Democrats Will Go It Alone On COVID Relief If Republicans Oppose - US House Speaker Pelosi

WASHINGTON (Pakistan Point News / Sputnik - 29th January, 2021) Democrats pushing forth a $1.9 trillion coronavirus relief plan are hoping to secure cooperation from rival Republicans to avoid a partisan fight, House Speaker Nancy Pelosi said Thursday.

"We will pass a reconciliation bill - if we need it," Pelosi told reporters, referring to the Democrats' ability to pass the bill by simple majority if required, without Republican votes. "We would hope that we would have bipartisan cooperation to meet the needs of the American people."

President Joe Biden, who took office on January 20, said on Monday that it could take a couple of weeks for the Democrat-controlled House of Representatives to finalize his COVID-19 relief plan, expressing hope that the matter would get adequate support from the Republicans in the Senate where the Democrats had a majority of just one.

But Democrats will use the reconciliation process if negotiations do not go well, he added.

Reconciliation is a process that allows the Senate to pass tax and spending legislation with a bare majority vote. Democrats and Republicans both have 50 seats in the Senate now, with Vice President Kamala Harrris having an additional vote to break the tie.
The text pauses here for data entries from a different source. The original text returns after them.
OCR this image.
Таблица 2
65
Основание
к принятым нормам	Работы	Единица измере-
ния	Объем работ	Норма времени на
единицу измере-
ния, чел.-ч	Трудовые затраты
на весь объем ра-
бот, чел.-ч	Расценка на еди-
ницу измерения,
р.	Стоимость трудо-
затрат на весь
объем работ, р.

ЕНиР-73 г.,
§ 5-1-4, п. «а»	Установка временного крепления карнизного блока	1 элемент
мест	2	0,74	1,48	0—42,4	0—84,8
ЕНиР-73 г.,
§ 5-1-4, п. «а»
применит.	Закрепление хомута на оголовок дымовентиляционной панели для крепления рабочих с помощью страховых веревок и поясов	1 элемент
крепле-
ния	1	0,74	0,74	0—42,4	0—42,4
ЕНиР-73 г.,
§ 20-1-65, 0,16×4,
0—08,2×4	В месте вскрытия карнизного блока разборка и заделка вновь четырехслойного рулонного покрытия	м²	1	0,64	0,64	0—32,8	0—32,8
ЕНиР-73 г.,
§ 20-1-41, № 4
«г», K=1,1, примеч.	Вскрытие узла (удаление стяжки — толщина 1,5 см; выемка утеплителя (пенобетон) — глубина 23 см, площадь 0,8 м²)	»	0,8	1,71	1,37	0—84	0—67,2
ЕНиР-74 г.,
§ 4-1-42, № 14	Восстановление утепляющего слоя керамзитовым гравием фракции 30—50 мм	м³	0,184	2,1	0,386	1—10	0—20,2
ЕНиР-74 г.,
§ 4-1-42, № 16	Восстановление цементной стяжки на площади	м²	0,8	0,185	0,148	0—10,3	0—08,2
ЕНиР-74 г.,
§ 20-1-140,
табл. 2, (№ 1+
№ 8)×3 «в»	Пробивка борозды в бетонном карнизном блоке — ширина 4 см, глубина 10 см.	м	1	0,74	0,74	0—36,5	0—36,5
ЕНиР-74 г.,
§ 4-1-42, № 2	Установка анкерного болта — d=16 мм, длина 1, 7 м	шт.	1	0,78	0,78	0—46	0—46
Mitch McConnell, Republican minority leader for the Senate, weighed in on Biden's $1.9 trillion stimulus plan for the first time Monday, saying it "misses the mark." Elaborating, the noted that the Senate just approved an additional $900 billion in pandemic relief in December, and that any further action "should be smart and targeted, not just an imprecise deluge of borrowed money that would direct huge sums toward those who don't need it."

Congress passed the first Coronavirus Aid, Relief and Economic Security (CARES) Act under the then Trump administration in March 2020, dispensing roughly $3 trillion as paycheck protection for workers, loans and grants for businesses and other personal aid for qualifying citizens and residents.

After that, Democrats in the House of Representatives got into a messy partisan fight with the Republicans in the Senate on a successive relief plan despite millions of Americans remaining jobless and being unable to pay for mortgage, rent and sometimes even food. The $900 billion relief was the last bipartisan bill passed by the Trump administration.